Search This Blog

Friday, July 23, 2010

Tweaking Corporate Estimated Tax Payments - More Tax Oddities

H.R. 4380, the United States Manufacturing Enhancement Act of 2010, which passed in the House on July 21 (378 - 43) includes a revenue offset to generate money from yet another change in the time for payment of corporate estimated taxes. H.R. 4380 includes the following change:

"The percentage under paragraph (2) of section 561 of the Hiring Incentives to Restore Employment Act in effect on the date of the enactment of this Act is increased by 0.5 percentage points."

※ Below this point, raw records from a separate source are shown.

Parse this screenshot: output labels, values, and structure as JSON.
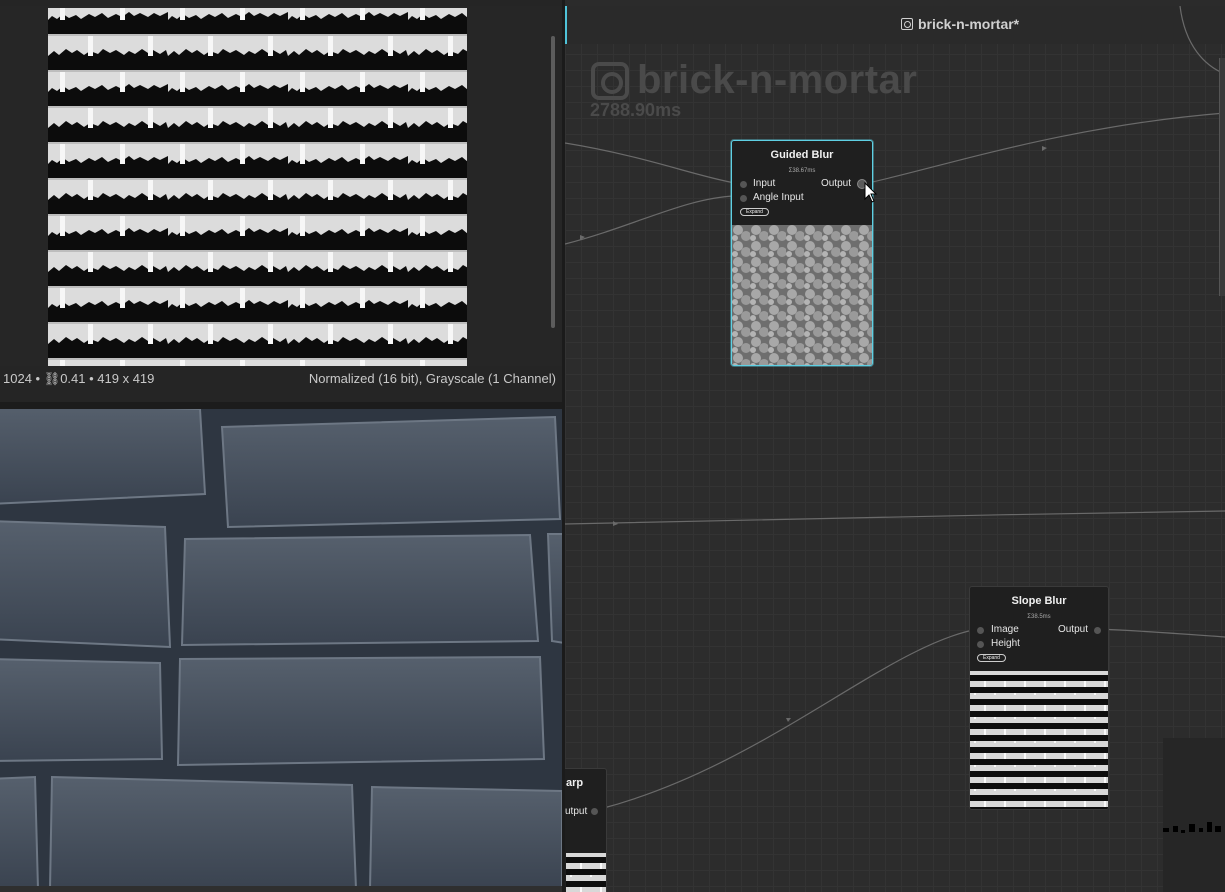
{
  "preview_info": {
    "left_text": "1024 • ⛓0.41 • 419 x 419",
    "right_text": "Normalized (16 bit), Grayscale (1 Channel)"
  },
  "graph": {
    "tab_title": "brick-n-mortar*",
    "watermark_title": "brick-n-mortar",
    "watermark_time": "2788.90ms"
  },
  "nodes": {
    "guided_blur": {
      "title": "Guided Blur",
      "time": "Σ38.67ms",
      "inputs": [
        "Input",
        "Angle Input"
      ],
      "output": "Output",
      "expand": "Expand"
    },
    "slope_blur": {
      "title": "Slope Blur",
      "time": "Σ38.5ms",
      "inputs": [
        "Image",
        "Height"
      ],
      "output": "Output",
      "expand": "Expand"
    },
    "warp_partial": {
      "title": "arp",
      "output": "utput"
    }
  },
  "colors": {
    "selection_accent": "#5fd0e3",
    "background": "#2c2c2c"
  }
}
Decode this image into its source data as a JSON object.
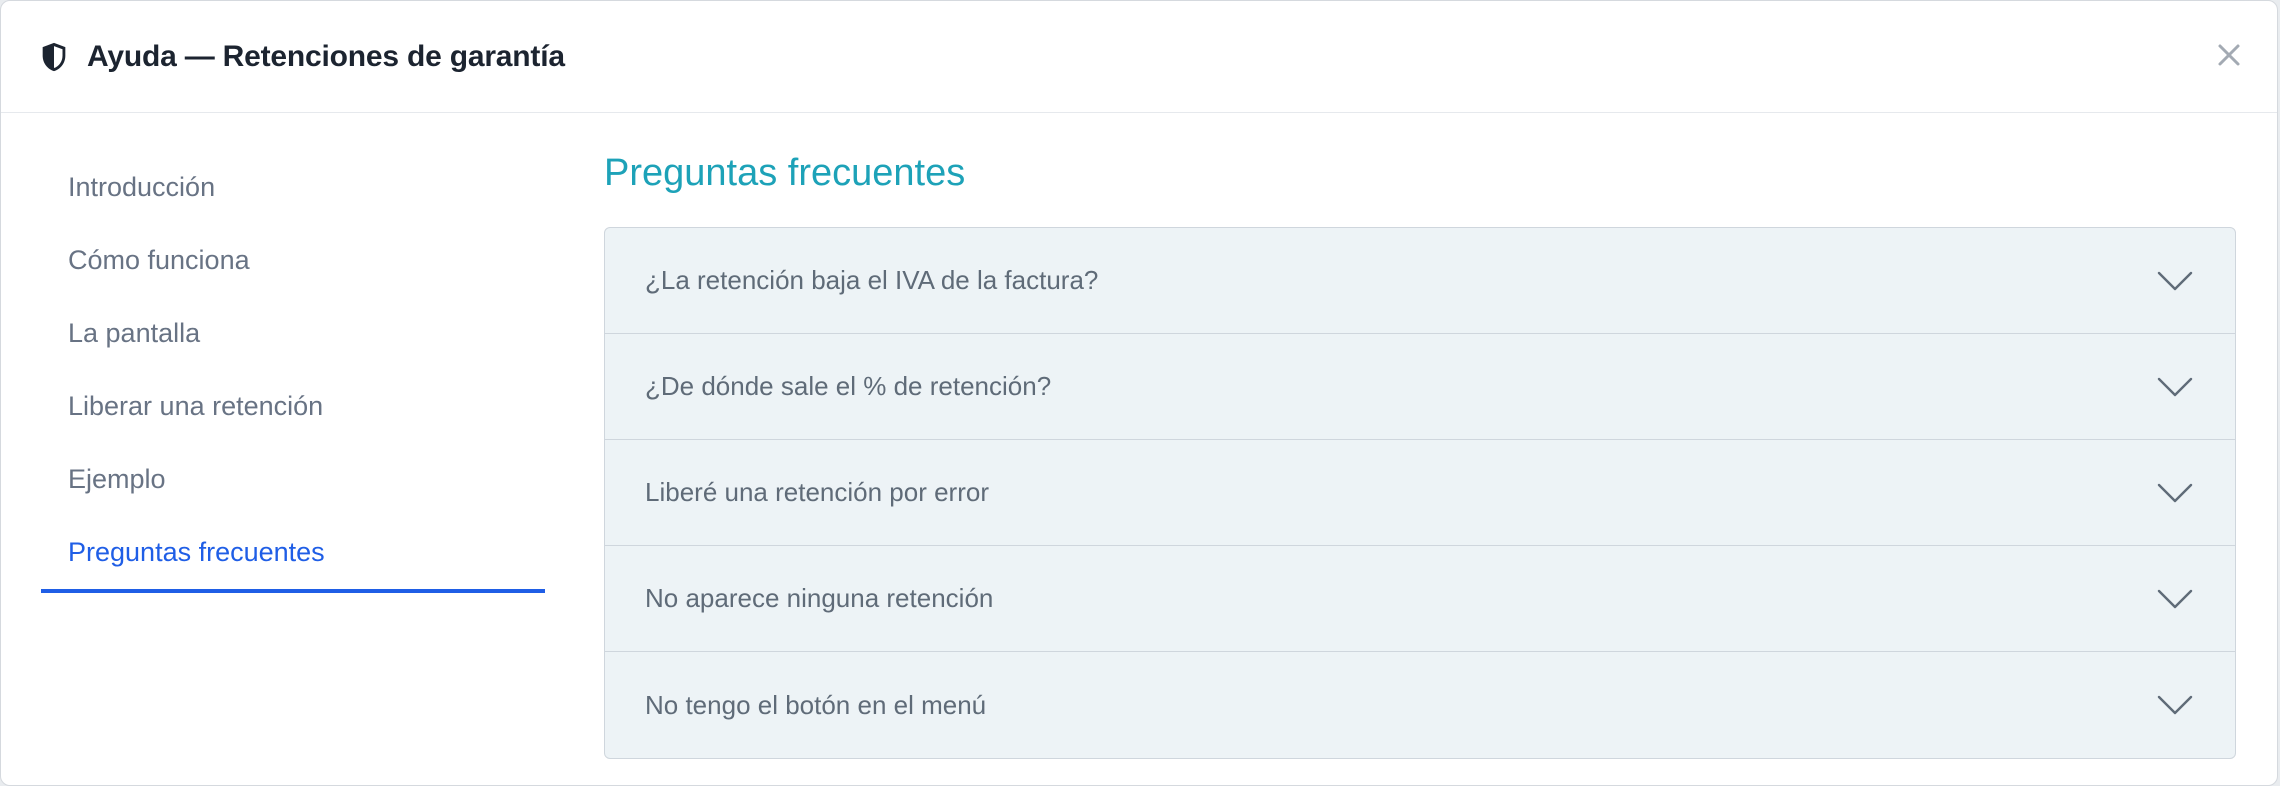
{
  "dialog": {
    "title": "Ayuda — Retenciones de garantía",
    "title_icon": "shield-icon",
    "close_icon": "close-icon",
    "close_label": "×"
  },
  "sidebar": {
    "items": [
      {
        "label": "Introducción",
        "active": false
      },
      {
        "label": "Cómo funciona",
        "active": false
      },
      {
        "label": "La pantalla",
        "active": false
      },
      {
        "label": "Liberar una retención",
        "active": false
      },
      {
        "label": "Ejemplo",
        "active": false
      },
      {
        "label": "Preguntas frecuentes",
        "active": true
      }
    ]
  },
  "main": {
    "section_title": "Preguntas frecuentes",
    "faq": [
      {
        "question": "¿La retención baja el IVA de la factura?",
        "icon": "chevron-down-icon"
      },
      {
        "question": "¿De dónde sale el % de retención?",
        "icon": "chevron-down-icon"
      },
      {
        "question": "Liberé una retención por error",
        "icon": "chevron-down-icon"
      },
      {
        "question": "No aparece ninguna retención",
        "icon": "chevron-down-icon"
      },
      {
        "question": "No tengo el botón en el menú",
        "icon": "chevron-down-icon"
      }
    ]
  },
  "colors": {
    "accent_active": "#1f5ee6",
    "section_title": "#1da2b8",
    "faq_background": "#edf3f6"
  }
}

Here is the text of section 561 of the HIRE Act:

"SEC. 561. TIME FOR PAYMENT OF CORPORATE ESTIMATED TAXES.
Notwithstanding section 6655 of the Internal Revenue Code of 1986, in the case of a corporation with assets of not less than $1,000,000,000 (determined as of the end of the preceding taxable year)--
(1) the percentage under paragraph (1) of section 202(b) of the Corporate Estimated Tax Shift Act of 2009 in effect on the date of the enactment of this Act is increased by 23 percentage points,
(2) the amount of any required installment of corporate estimated tax which is otherwise due in July, August, or September of 2015 shall be 121.5 percent of such amount,
(3) the amount of any required installment of corporate estimated tax which is otherwise due in July, August, or September of 2019 shall be 106.5 percent of such amount, and
(4) the amount of the next required installment after an installment referred to in paragraph (2) or (3) shall be appropriately reduced to reflect the amount of the increase by reason of such paragraph."

Problems:
  1. Does anyone really know what the estimated tax payment is and when it is higher? Also, HR 4860 is not the only proposal to increase the percentage (see my post of July 1, 2010).
  2. Calling something a revenue raiser does not make it so. This just requires that corporations pay more of estimated taxes. It doesn't increase what they owe! That's why I call this practice - which we see often, a tax oddity.